ECLI:NL:CRVB:2013:2276
Centrale Raad van Beroep
- Hoger beroep
- Rechtspraak.nl
Intrekking van de partnertoeslag en de ontvankelijkheid van het beroep tegen het niet tijdig nemen van een besluit
In deze zaak heeft de Centrale Raad van Beroep op 25 oktober 2013 uitspraak gedaan in hoger beroep over de intrekking van de partnertoeslag van appellant, die samen met zijn echtgenote AOW ontvangt. De rechtbank had eerder het beroep van appellant tegen het niet tijdig nemen van een besluit door de Sociale verzekeringsbank (Svb) niet-ontvankelijk verklaard. Appellant stelde dat de Svb ten onrechte de partnertoeslag had beëindigd, omdat zijn echtgenote de leeftijd van 65 jaar had bereikt. De Raad oordeelde dat de Svb verplicht was om de partnertoeslag te beëindigen op basis van artikel 8, eerste lid, van de AOW, dat bepaalt dat recht op partnertoeslag alleen bestaat zolang de partner jonger is dan 65 jaar.
De Raad bevestigde de beslissing van de rechtbank dat het beroep tegen het niet tijdig nemen van een besluit niet-ontvankelijk was, omdat het belang aan het beroep was komen te ontvallen door het latere besluit van de Svb. Appellant had ook verzocht om de hoogte van de dwangsom vast te stellen, maar de Raad oordeelde dat de rechtbank dit terecht niet had gedaan, aangezien de dwangsom al was vastgesteld in een eerder besluit van de Svb. De Raad concludeerde dat de rechtbank geen aanleiding had om de Svb te veroordelen in de proceskosten, omdat de stichting die appellant vertegenwoordigde niet gericht was op het verlenen van beroepsmatige rechtsbijstand.

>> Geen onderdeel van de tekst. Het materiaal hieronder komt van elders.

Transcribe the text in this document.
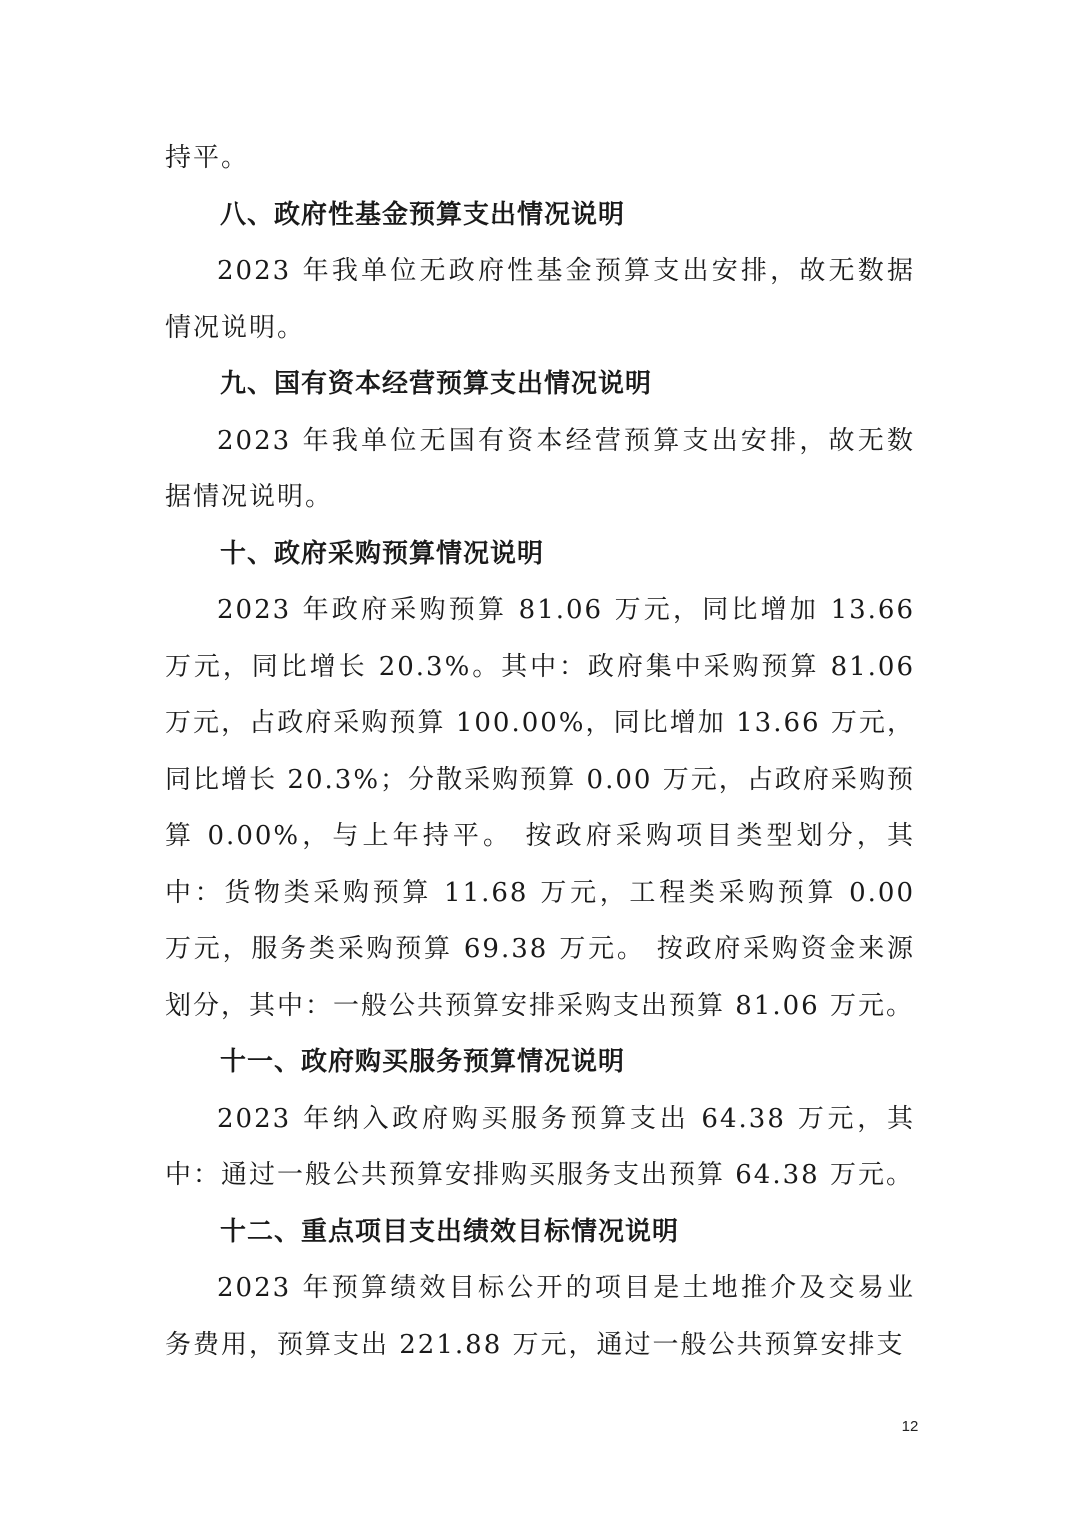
持平。

八、政府性基金预算支出情况说明

2023 年我单位无政府性基金预算支出安排，故无数据情况说明。

九、国有资本经营预算支出情况说明

2023 年我单位无国有资本经营预算支出安排，故无数据情况说明。

十、政府采购预算情况说明

2023 年政府采购预算 81.06 万元，同比增加 13.66 万元，同比增长 20.3%。其中：政府集中采购预算 81.06 万元，占政府采购预算 100.00%，同比增加 13.66 万元，同比增长 20.3%；分散采购预算 0.00 万元，占政府采购预算 0.00%，与上年持平。 按政府采购项目类型划分，其中：货物类采购预算 11.68 万元，工程类采购预算 0.00 万元，服务类采购预算 69.38 万元。 按政府采购资金来源划分，其中：一般公共预算安排采购支出预算 81.06 万元。

十一、政府购买服务预算情况说明

2023 年纳入政府购买服务预算支出 64.38 万元，其中：通过一般公共预算安排购买服务支出预算 64.38 万元。

十二、重点项目支出绩效目标情况说明

2023 年预算绩效目标公开的项目是土地推介及交易业务费用，预算支出 221.88 万元，通过一般公共预算安排支

12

De uitspraak bevestigt de noodzaak voor de Svb om tijdig besluiten te nemen en de voorwaarden waaronder een partnertoeslag kan worden beëindigd. De Raad vernietigde de eerdere uitspraak voor zover deze niet was aangemerkt als mede gericht tegen het besluit van 2 maart 2012, maar verklaarde het beroep tegen dat besluit ongegrond. De Svb werd veroordeeld tot vergoeding van het griffierecht aan appellant.